GAZETTE: Why is that period important?

LIEBMANN: From an anthropological perspective, you can argue that the global changes that occurred after 1492 are on par with the other great hinge points of human history, alongside the origins of Homo sapiens and the agricultural revolution. But from a particularly American perspective, the stories we tell about Native Americans during this early "contact period" have direct impacts on the lives of indigenous people in the U.S. today. Federal law and Indian policy often draw explicitly on the notions of early American Indian history. Of course, the stories we tell about that time tend to be framed through the documents written by European men for European audiences. And those texts often cast indigenous people as inferior to Europeans, biologically, culturally, or technologically. All of those allegations are problematic for various reasons, yet they continue to be used to rationalize inequalities in modern American Indian life.

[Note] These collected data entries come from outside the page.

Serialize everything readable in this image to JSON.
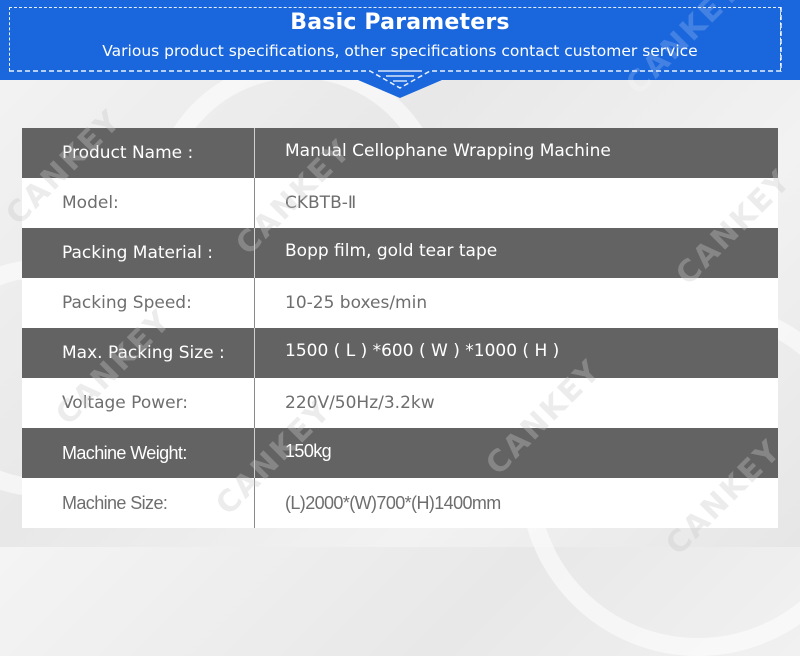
{
  "header": {
    "title": "Basic Parameters",
    "subtitle": "Various product specifications,  other specifications contact customer service",
    "background_color": "#1a66dd"
  },
  "watermark": "CANKEY",
  "specs": [
    {
      "label": "Product Name :",
      "value": "Manual Cellophane Wrapping Machine",
      "style": "dark"
    },
    {
      "label": "Model:",
      "value": "CKBTB-Ⅱ",
      "style": "light"
    },
    {
      "label": "Packing Material :",
      "value": "Bopp film, gold tear tape",
      "style": "dark"
    },
    {
      "label": "Packing Speed:",
      "value": "10-25 boxes/min",
      "style": "light"
    },
    {
      "label": "Max. Packing Size :",
      "value": "1500 ( L ) *600 ( W ) *1000 ( H )",
      "style": "dark"
    },
    {
      "label": "Voltage Power:",
      "value": "220V/50Hz/3.2kw",
      "style": "light"
    },
    {
      "label": "Machine Weight:",
      "value": "150kg",
      "style": "dark"
    },
    {
      "label": "Machine Size:",
      "value": "(L)2000*(W)700*(H)1400mm",
      "style": "light"
    }
  ],
  "colors": {
    "dark_row": "#636363",
    "light_row": "#ffffff",
    "dark_text": "#ffffff",
    "light_text": "#6e6e6e"
  }
}
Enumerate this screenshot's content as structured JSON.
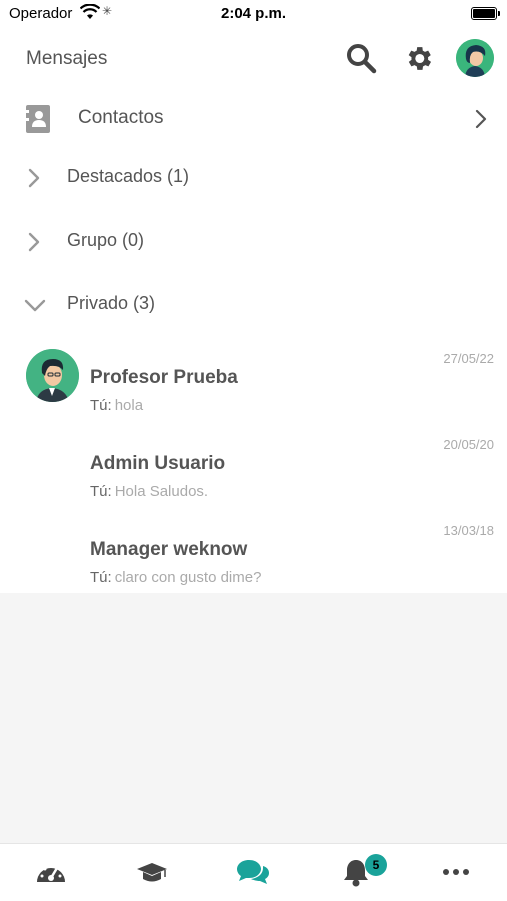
{
  "status_bar": {
    "carrier": "Operador",
    "time": "2:04 p.m."
  },
  "header": {
    "title": "Mensajes"
  },
  "contacts": {
    "label": "Contactos"
  },
  "sections": [
    {
      "label": "Destacados (1)",
      "expanded": false
    },
    {
      "label": "Grupo (0)",
      "expanded": false
    },
    {
      "label": "Privado (3)",
      "expanded": true
    }
  ],
  "conversations": [
    {
      "name": "Profesor Prueba",
      "prefix": "Tú:",
      "message": "hola",
      "date": "27/05/22"
    },
    {
      "name": "Admin Usuario",
      "prefix": "Tú:",
      "message": "Hola Saludos.",
      "date": "20/05/20"
    },
    {
      "name": "Manager weknow",
      "prefix": "Tú:",
      "message": "claro con gusto dime?",
      "date": "13/03/18"
    }
  ],
  "tab_bar": {
    "tabs": [
      {
        "icon": "dashboard-icon"
      },
      {
        "icon": "graduation-cap-icon"
      },
      {
        "icon": "chat-icon",
        "active": true
      },
      {
        "icon": "bell-icon"
      },
      {
        "icon": "more-icon"
      }
    ],
    "notification_count": "5"
  },
  "colors": {
    "accent": "#1aa39a",
    "text": "#555555",
    "muted": "#aaaaaa",
    "background": "#f5f5f5"
  }
}
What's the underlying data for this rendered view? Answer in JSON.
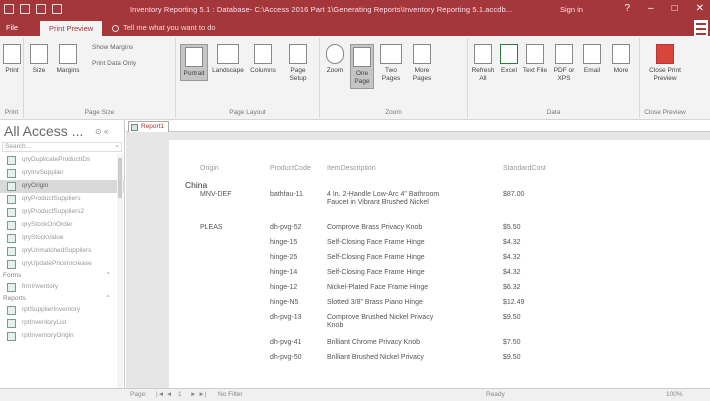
{
  "window": {
    "title": "Inventory Reporting 5.1 : Database- C:\\Access 2016 Part 1\\Generating Reports\\Inventory Reporting 5.1.accdb...",
    "signin": "Sign in",
    "controls": [
      "?",
      "–",
      "□",
      "✕"
    ]
  },
  "ribbon_tabs": {
    "file": "File",
    "print_preview": "Print Preview",
    "tell_me": "Tell me what you want to do"
  },
  "ribbon": {
    "groups": {
      "print": "Print",
      "page_size": "Page Size",
      "page_layout": "Page Layout",
      "zoom": "Zoom",
      "data": "Data",
      "close_preview": "Close Preview"
    },
    "buttons": {
      "print": "Print",
      "size": "Size",
      "margins": "Margins",
      "show_margins": "Show Margins",
      "print_data_only": "Print Data Only",
      "portrait": "Portrait",
      "landscape": "Landscape",
      "columns": "Columns",
      "page_setup": "Page Setup",
      "zoom": "Zoom",
      "one_page": "One Page",
      "two_pages": "Two Pages",
      "more_pages": "More Pages",
      "refresh_all": "Refresh All",
      "excel": "Excel",
      "text_file": "Text File",
      "pdf_or_xps": "PDF or XPS",
      "email": "Email",
      "more": "More",
      "close_print_preview": "Close Print Preview"
    }
  },
  "nav": {
    "title": "All Access ...",
    "search_placeholder": "Search...",
    "items": [
      {
        "label": "qryDuplicateProductIDs"
      },
      {
        "label": "qryInvSupplier"
      },
      {
        "label": "qryOrigin",
        "selected": true
      },
      {
        "label": "qryProductSuppliers"
      },
      {
        "label": "qryProductSuppliers2"
      },
      {
        "label": "qryStockOnOrder"
      },
      {
        "label": "qryStockValue"
      },
      {
        "label": "qryUnmatchedSuppliers"
      },
      {
        "label": "qryUpdatePriceIncrease"
      }
    ],
    "sections": {
      "forms": "Forms",
      "reports": "Reports"
    },
    "forms": [
      {
        "label": "frmInventory"
      }
    ],
    "reports": [
      {
        "label": "rptSupplierInventory"
      },
      {
        "label": "rptInventoryList"
      },
      {
        "label": "rptInventoryOrigin"
      }
    ]
  },
  "doc_tab": {
    "label": "Report1"
  },
  "report": {
    "headers": {
      "origin": "Origin",
      "product_code": "ProductCode",
      "description": "ItemDescription",
      "unit_cost": "StandardCost"
    },
    "origin_value": "China",
    "rows": [
      {
        "supplier": "MNV-DEF",
        "code": "bathfau-11",
        "desc": "4 In. 2-Handle Low-Arc 4\" Bathroom Faucet in Vibrant Brushed Nickel",
        "cost": "$87.00"
      },
      {
        "supplier": "PLEAS",
        "code": "dh-pvg-52",
        "desc": "Comprove Brass Privacy Knob",
        "cost": "$5.50"
      },
      {
        "supplier": "",
        "code": "hinge-15",
        "desc": "Self-Closing Face Frame Hinge",
        "cost": "$4.32"
      },
      {
        "supplier": "",
        "code": "hinge-25",
        "desc": "Self-Closing Face Frame Hinge",
        "cost": "$4.32"
      },
      {
        "supplier": "",
        "code": "hinge-14",
        "desc": "Self-Closing Face Frame Hinge",
        "cost": "$4.32"
      },
      {
        "supplier": "",
        "code": "hinge-12",
        "desc": "Nickel-Plated Face Frame Hinge",
        "cost": "$6.32"
      },
      {
        "supplier": "",
        "code": "hinge-N5",
        "desc": "Slotted 3/8\" Brass Piano Hinge",
        "cost": "$12.49"
      },
      {
        "supplier": "",
        "code": "dh-pvg-13",
        "desc": "Comprove Brushed Nickel Privacy Knob",
        "cost": "$9.50"
      },
      {
        "supplier": "",
        "code": "dh-pvg-41",
        "desc": "Brilliant Chrome Privacy Knob",
        "cost": "$7.50"
      },
      {
        "supplier": "",
        "code": "dh-pvg-50",
        "desc": "Brilliant Brushed Nickel Privacy",
        "cost": "$9.50"
      }
    ]
  },
  "status": {
    "page_label": "Page:",
    "page_value": "1",
    "filter": "No Filter",
    "ready": "Ready",
    "zoom": "100%"
  },
  "colors": {
    "accent": "#a4373a",
    "ribbon_bg": "#f3f3f3",
    "preview_bg": "#e6e6e6"
  }
}
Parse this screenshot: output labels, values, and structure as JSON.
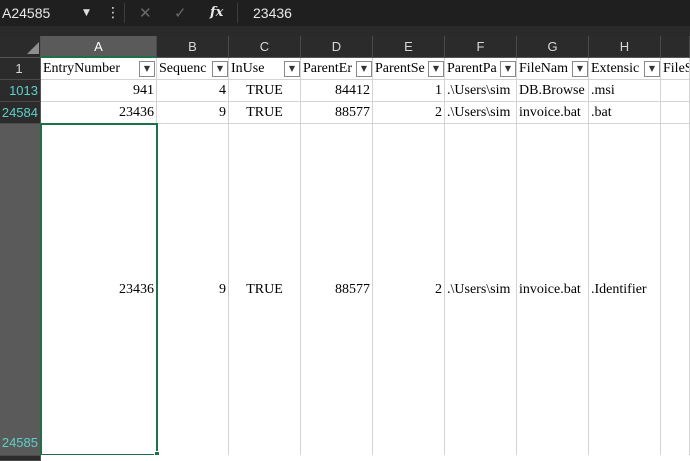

GAZETTE: Can you give an example?

LIEBMANN: Sure, take Native American health. A few years ago we conducted a study of the population history of the Jemez people, focusing on the impact of diseases introduced after European contact. The results were surprising, but not for the reasons you might expect. We found that the Jemez were decimated after European colonization, with a population decline of 87 percent. That wasn't the surprising part, of course. Most people are aware of the devastating impacts Old World diseases had on Native Americans. What surprised us was the timing. The data we collected revealed that population declines didn't occur until nearly 100 years after the first contacts between pueblo people and Europeans [in the 1540s]. It was only after the establishment of Franciscan missions that diseases really took off. That leads us to ask why the population losses occurred when they did. The timing suggests that the crucial catalyst had to be more than simple exposure to new people and new germs. This suggests that pueblo people were not inherently vulnerable to disease. Rather, they were made vulnerable through European colonial policies of exploitation that led to poverty and malnutrition, rendering them more susceptible to disease.